BARRY ADAMSON: If Skinner’s delivery is hard to place, what about his music? The way Skinner uses a cinematic ‘vibe’ on his storytelling tracks reminds me a bit of Barry Adamson and his ‘imaginary cinema’ records, like Moss Side Story. Adamson’s arrangements tend to be a bit sleeker, but the big difference is in the approach to narrative. Adamson’s records are mostly instrumental, and all about mood – the plot of the imaginary film is more or less yours to figure out. A Grand also manipulates mood superbly but it’s all about creating empathy through narrative detail.
THE WHO/YES/PINK FLOYD/QUEENSRYCHE/ETC ETC: There really needs to be a better word than ‘concept’ to describe albums like AGDCFF. Generally the freedom of getting a whole 70 minutes to tell a story leads musicians to go mental with overcooked sci-fi allegories. Skinner’s ambitions are rather less brazen.
THE DIVINE COMEDY: No really! On first listen the record that AGDCFF reminded me of structurally is Promenade by the Divine Comedy, a story of an imagined day in the life of Neil Hannon, over the course of which he falls in love. I adored this record when I was 21 – the small scale of the concept seemed perfectly suitable for album-length and it seemed marvellously recognisable and romantic. Unfortunately I listened to it again last month and thought it was just AWFUL, crashingly unsubtle and with no sense of character or detail. A couple of very pretty tunes though!
BLUR: “Fit But You Know It” invited comparisons to “Parklife” thanks to its stoopid guitar beat. Skinner was apparently insulted, and rightly so: Damon Albarn’s sneering conception of ‘character songs’ is a million miles away from The Streets’ loving slices of life.
THE WEDDING PRESENT: David Gedge’s favourite technique – presenting half a conversation, as naturalistically as metre allows – lives on on A Grand. “Get Out Of My House” produces the same shameful, nagging recognition that “What Have I Said Now?” used to. Obviously the two outfits sound nothing like each other, but there’s a more subtle difference too. The Wedding Present – like a lot of indie bands – focus obsessively on love (and usually its failure), creating an aesthetics of rejection and self-pity which can be hugely seductive but is basically pretty limiting. Skinner unpicks romantic grief with equal delicacy but his records always fill in the wider context – mates, raving, nights out and in, bad phone reception, late DVD returns, etc etc. – that grounds the loving and losing. By showing what heartbreak wipes away he makes sure it never seems heroic.

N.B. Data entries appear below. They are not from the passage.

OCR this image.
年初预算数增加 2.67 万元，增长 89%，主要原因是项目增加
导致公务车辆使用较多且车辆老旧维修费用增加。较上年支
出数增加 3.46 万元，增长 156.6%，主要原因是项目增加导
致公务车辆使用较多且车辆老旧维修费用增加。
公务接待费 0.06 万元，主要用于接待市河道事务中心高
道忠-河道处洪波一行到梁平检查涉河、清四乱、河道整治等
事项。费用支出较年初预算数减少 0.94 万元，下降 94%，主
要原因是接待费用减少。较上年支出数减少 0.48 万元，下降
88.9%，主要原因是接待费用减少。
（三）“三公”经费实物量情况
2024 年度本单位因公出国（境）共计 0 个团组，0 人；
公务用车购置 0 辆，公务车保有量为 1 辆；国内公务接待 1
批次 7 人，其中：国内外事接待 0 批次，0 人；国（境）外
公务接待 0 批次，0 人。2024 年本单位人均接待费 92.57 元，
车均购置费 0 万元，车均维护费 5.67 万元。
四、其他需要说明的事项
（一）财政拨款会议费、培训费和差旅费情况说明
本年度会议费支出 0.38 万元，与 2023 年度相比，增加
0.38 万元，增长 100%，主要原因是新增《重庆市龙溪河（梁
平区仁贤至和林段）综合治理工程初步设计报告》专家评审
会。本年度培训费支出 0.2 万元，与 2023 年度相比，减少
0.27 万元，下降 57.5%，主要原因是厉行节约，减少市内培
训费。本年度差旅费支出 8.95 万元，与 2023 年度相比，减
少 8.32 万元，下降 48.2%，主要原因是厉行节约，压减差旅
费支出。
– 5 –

MADNESS: I’ve left them till last because I think that they come closest in feel to The Streets. Early Madness, this is, not the ‘polished songwriting’ of “Our House” and after (still excellent, but in a different way). Madness came out of a multi-racial scene and built their sound on its beats, then won big crossover success with a series of songs rooted in everyday life, rich in detail and often told using monologue. Their comedy was more broad than Mike Skinner’s, their situations often more obviously dramatic and they never attempted anything on the scale of A Grand Don’t Come For Free, but tracks like “Embarrassment”, “My Girl” and “House Of Fun” seem to me to come from the exact same place as The Streets.